Nelle scorse settimane, forze americane hanno intercettato un carico di 2mila fucili d’assalto Ak-47 nelle acque internazionali tra l’Iran e lo Yemen diretto in Somalia, solo uno dei tanti episodi simili già venuti alla luce nel corso degli anni. Secondo l’intelligence occidentale, le armi non sono solo dirette agli shabaab somali, ma grazie allo scarso controllo del territorio e alle connivenze locali vengono anche trafficate verso gruppi armati in Kenya, Etiopia e Mozambico, contribuendo ad innalzare le minacce alla sicurezza in una regione in cui non mancano i motivi di scontro. Non di rado, le armi arrivano via mare in Somalia per poter essere poi trasferite sull’altra costa alle milizie yemenite Houthi, che negli ultimi tempi hanno messo sotto scacco il commercio verso il Mar Rosso con i loro attacchi alle navi commerciali. Afflitta da tre decenni di conflitti, choc climatici ricorrenti, epidemie e povertà, la Somalia è stata a lungo definita uno “stato fallito”. A livello internazionale, la narrazione sul Paese sta ora lentamente cambiando e, sebbene fragile, la Somalia è ritenuta in cammino verso una strada di maggiore stabilità, ma le sfide restano significative, a partire dal fatto che metà della popolazione, oltre 7,5 milioni di persone, necessita di aiuti umanitari. La sicurezza, però, resta il nodo centrale. Gli shabaab, che non hanno mai interrotto i loro attentati, sono stati allontanati da Mogadiscio sempre più verso Sud. È proprio nelle aree periferiche però, che il loro reclutamento fa ancora presa, soprattutto in zone in cui la perdita dei mezzi di sussistenza tradizionali rende le comunità più vulnerabili. Gli islamisti, peraltro, impongono “tasse” e taglieggiamenti che, uniti a traffici e legami internazionali, garantirebbero loro entrate annuali per 100 milioni di dollari, stando a un report del Consiglio di sicurezza dell’Onu che stima i miliziani tra i 7 e le 12mila unità. Il solo traffico clandestino di carbone somalo verso il Golfo Persico, hanno indicato le autorità Usa, ha garantito agli estremisti oltre 20 milioni di dollari l’anno.

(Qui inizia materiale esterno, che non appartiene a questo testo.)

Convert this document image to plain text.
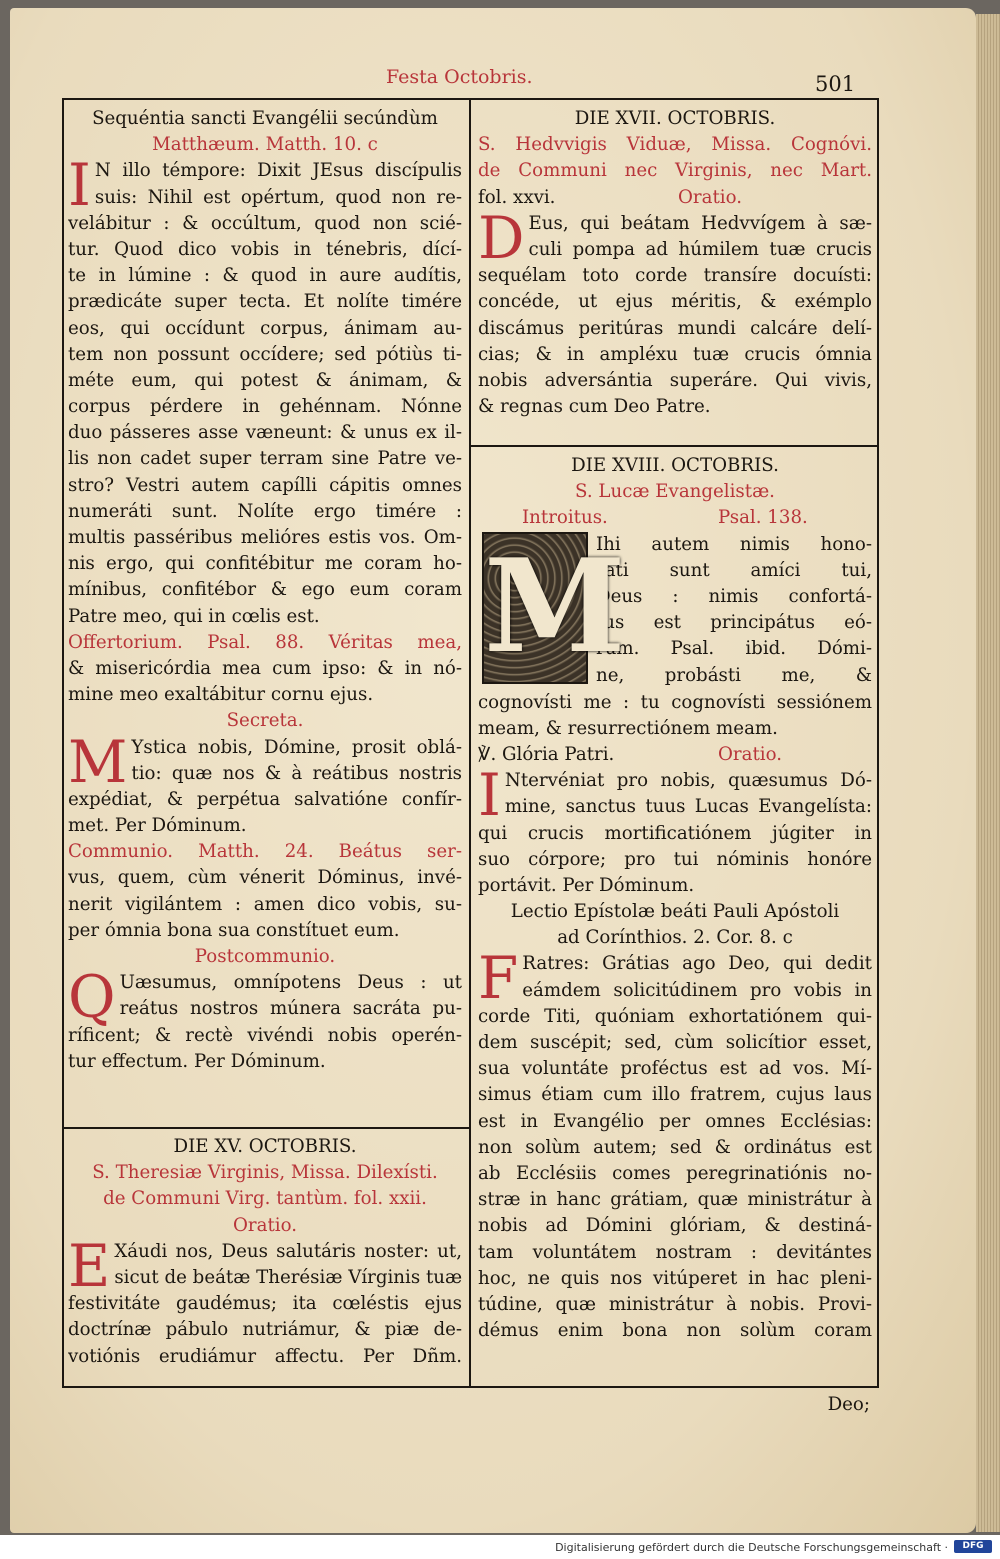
Festa Octobris.	501
Sequéntia sancti Evangélii secúndùm
Matthæum. Matth. 10. c
I N illo témpore: Dixit JEsus discípulis
suis: Nihil est opértum, quod non re-
velábitur : & occúltum, quod non scié-
tur. Quod dico vobis in ténebris, dící-
te in lúmine : & quod in aure audítis,
prædicáte super tecta. Et nolíte timére
eos, qui occídunt corpus, ánimam au-
tem non possunt occídere; sed pótiùs ti-
méte eum, qui potest & ánimam, &
corpus pérdere in gehénnam. Nónne
duo pásseres asse væneunt: & unus ex il-
lis non cadet super terram sine Patre ve-
stro? Vestri autem capílli cápitis omnes
numeráti sunt. Nolíte ergo timére :
multis passéribus melióres estis vos. Om-
nis ergo, qui confitébitur me coram ho-
mínibus, confitébor & ego eum coram
Patre meo, qui in cœlis est.
Offertorium. Psal. 88. Véritas mea,
& misericórdia mea cum ipso: & in nó-
mine meo exaltábitur cornu ejus.
Secreta.
M Ystica nobis, Dómine, prosit oblá-
tio: quæ nos & à reátibus nostris
expédiat, & perpétua salvatióne confír-
met. Per Dóminum.
Communio. Matth. 24. Beátus ser-
vus, quem, cùm vénerit Dóminus, invé-
nerit vigilántem : amen dico vobis, su-
per ómnia bona sua constítuet eum.
Postcommunio.
Q Uæsumus, omnípotens Deus : ut
reátus nostros múnera sacráta pu-
ríficent; & rectè vivéndi nobis operén-
tur effectum. Per Dóminum.
DIE XV. OCTOBRIS.
S. Theresiæ Virginis, Missa. Dilexísti.
de Communi Virg. tantùm. fol. xxii.
Oratio.
E Xáudi nos, Deus salutáris noster: ut,
sicut de beátæ Therésiæ Vírginis tuæ
festivitáte gaudémus; ita cœléstis ejus
doctrínæ pábulo nutriámur, & piæ de-
votiónis erudiámur affectu. Per Dñm.
DIE XVII. OCTOBRIS.
S. Hedvvigis Viduæ, Missa. Cognóvi.
de Communi nec Virginis, nec Mart.
fol. xxvi.	Oratio.
D Eus, qui beátam Hedvvígem à sæ-
culi pompa ad húmilem tuæ crucis
sequélam toto corde transíre docuísti:
concéde, ut ejus méritis, & exémplo
discámus peritúras mundi calcáre delí-
cias; & in ampléxu tuæ crucis ómnia
nobis adversántia superáre. Qui vivis,
& regnas cum Deo Patre.
DIE XVIII. OCTOBRIS.
S. Lucæ Evangelistæ.
Introitus.	Psal. 138.
M
Ihi autem nimis hono-
ráti sunt amíci tui,
Deus : nimis confortá-
tus est principátus eó-
rum. Psal. ibid. Dómi-
ne, probásti me, &
cognovísti me : tu cognovísti sessiónem
meam, & resurrectiónem meam.
℣. Glória Patri.	Oratio.
I Ntervéniat pro nobis, quæsumus Dó-
mine, sanctus tuus Lucas Evangelísta:
qui crucis mortificatiónem júgiter in
suo córpore; pro tui nóminis honóre
portávit. Per Dóminum.
Lectio Epístolæ beáti Pauli Apóstoli
ad Corínthios. 2. Cor. 8. c
F Ratres: Grátias ago Deo, qui dedit
eámdem solicitúdinem pro vobis in
corde Titi, quóniam exhortatiónem qui-
dem suscépit; sed, cùm solicítior esset,
sua voluntáte proféctus est ad vos. Mí-
simus étiam cum illo fratrem, cujus laus
est in Evangélio per omnes Ecclésias:
non solùm autem; sed & ordinátus est
ab Ecclésiis comes peregrinatiónis no-
stræ in hanc grátiam, quæ ministrátur à
nobis ad Dómini glóriam, & destiná-
tam voluntátem nostram : devitántes
hoc, ne quis nos vitúperet in hac pleni-
túdine, quæ ministrátur à nobis. Provi-
démus enim bona non solùm coram
Deo;
Digitalisierung gefördert durch die Deutsche Forschungsgemeinschaft ·	DFG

Non si ferma, inoltre, il traffico di esseri umani, come sottolineato ancora nelle scorse settimane dal Dipartimento di Stato Usa, secondo cui «al-Shabaab continua a facilitare i crimini di tratta di esseri umani», anche infiltrandosi in madrasse e moschee e con sequestri e incursioni nelle scuole, mentre donne e ragazze vengono ridotte in schiavitù sessuale. La forza dell'Unione Africana che ha sostituito l'Amisom – la Missione di transizione dell'Unione Africana in Somalia (Atmis) – ha fornito sul terreno un po' di respiro alle autorità centrali somale, ma il suo impegno dovrebbe chiudersi entro quest’anno. «Da 16 anni siamo in guerra con loro e quest'anno, il primo dicembre, finalmente la missione di sicurezza africana si potrà concludere. Così la Somalia prenderà totalmente su di sé la propria sicurezza, e avrà bisogno del sostegno dell'Italia», ha detto nei giorni scorsi il presidente somalo a proposito della lotta agli shabaab. Ma molti clan non garantiscono alle autorità centrali il sostegno e la lealtà necessarie contro la formazione estremista, né sono sparite le storiche rivalità intra-claniche.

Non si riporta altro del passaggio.